In March 2020, the FASB issued ASU 2020-04, Reference Rate Reform (Topic 848): Facilitation of the Effects of Reference Rate Reform on Financial Reporting. The purpose of the standard is to provide guidance for the effects of the marketplace transition from LIBOR to a new reference rate as a benchmark rate.  ASU 2020-04 is optional and is effective for a limited period of time from March 12,2020 through December 31, 2022. We are continuing to monitor, assess and plan for the phase out of LIBOR and will evaluating the impact of adoption on our Condensed Consolidated Financial Statements.

Except as noted above, there are no significant changes to our assessment of the impact of recently issued accounting standards included in Note 1. Summary of Significant Accounting Policies of our Consolidated Financial Statements in our 2019 Form 10-K.
Basis of Presentation and Principles of Consolidation The unaudited Condensed Consolidated Financial Statements appearing in this Quarterly Report on Form 10-Q should be read in conjunction with the audited Consolidated Financial Statements and notes thereto included in Hillrom’s latest fiscal 2019 Form 10-K as filed with the SEC. The September 30, 2019 Condensed Consolidated Balance Sheet was derived from audited Consolidated Financial Statements but does not include all disclosures required by accounting principles generally accepted in the United States.

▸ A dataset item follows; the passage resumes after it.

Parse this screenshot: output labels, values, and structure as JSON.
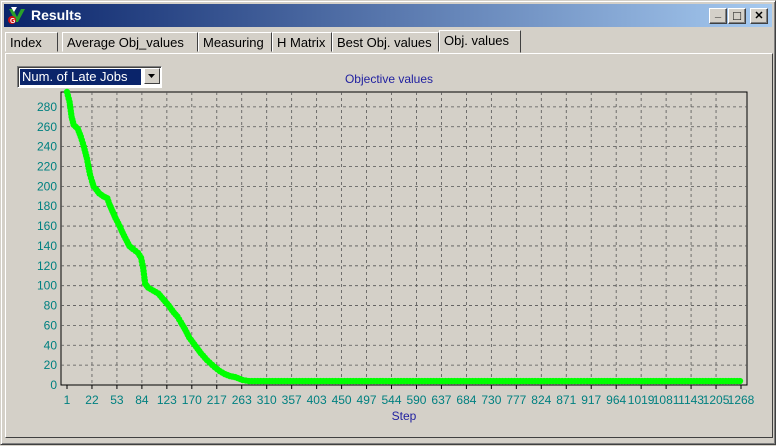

In the opinion of management, the Condensed Consolidated Financial Statements herein include all adjustments necessary to state fairly the financial position, results of operations and cash flows for the interim periods presented. Quarterly results are not necessarily indicative of annual results.The Condensed Consolidated Financial Statements include the accounts of Hillrom and its wholly-owned subsidiaries. Intercompany balances and transactions have been eliminated in consolidation.